Epithelial-mesenchymal transition (EMT) markers have been reported as altered in endometriosis compared to eutopic endometrium; however, findings remain inconsistent, possibly due to the the marked heterogeneity of endometriotic lesions. This study aimed to characterize the expression patterns of EMT-related markers in a series of well-characterized endometriotic lesions.

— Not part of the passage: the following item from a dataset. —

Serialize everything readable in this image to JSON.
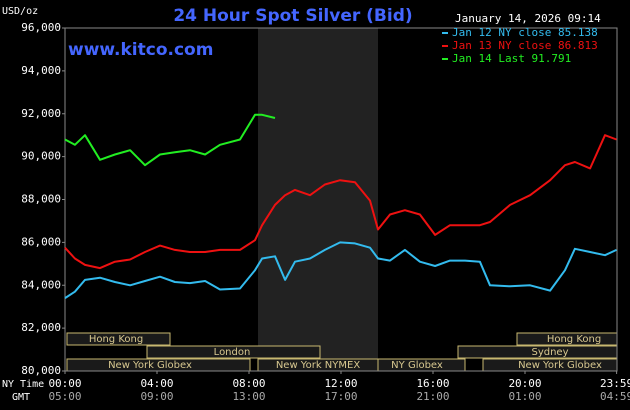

The study enrolled 14 women with ages between 20 and 45 years scheduled for laparoscopy to treat endometriosis, and lesions came from biopsies of the following pelvic structures: rectum/sigmoid (n = 8), uterosacral ligament (n = 1), ureter (n = 1), and peritoneum (n = 4). In addition, eight endometrial biopsies from women with (n = 4) and without (n = 4) endometriosis were used as positive controls for the immunostaining of EMT markers. The expression of E-cadherin, N-cadherin, and vimentin was evaluated by immunohistochemistry, and gene expression of CDH1, CDH2, SNAI1, and ZEB1 was assessed by quantitative PCR

E-cadherin, N-cadherin, and vimentin were detected in 50%, 60%, and 70% of endometriotic lesions, respectively, with marked variability in intensity and spatial distribution. Distinct molecular phenotypes were identified, including epithelial-dominant, mesenchymal-enriched, and mixed epithelial–mesenchymal patterns. These findings reflect the co-occurrence of epithelial and mesenchymal features at the lesion level rather than confirmed co-expression within individual cells. No significant correlation was observed between gene expression and protein levels.

Endometriotic lesions exhibit marked epithelial–mesenchymal phenotypic heterogeneity. These findings support the concept of EMT-related variability at the lesion level rather than a uniform or fully established transition, highlighting the complexity of EMT-related processes in endometriosis.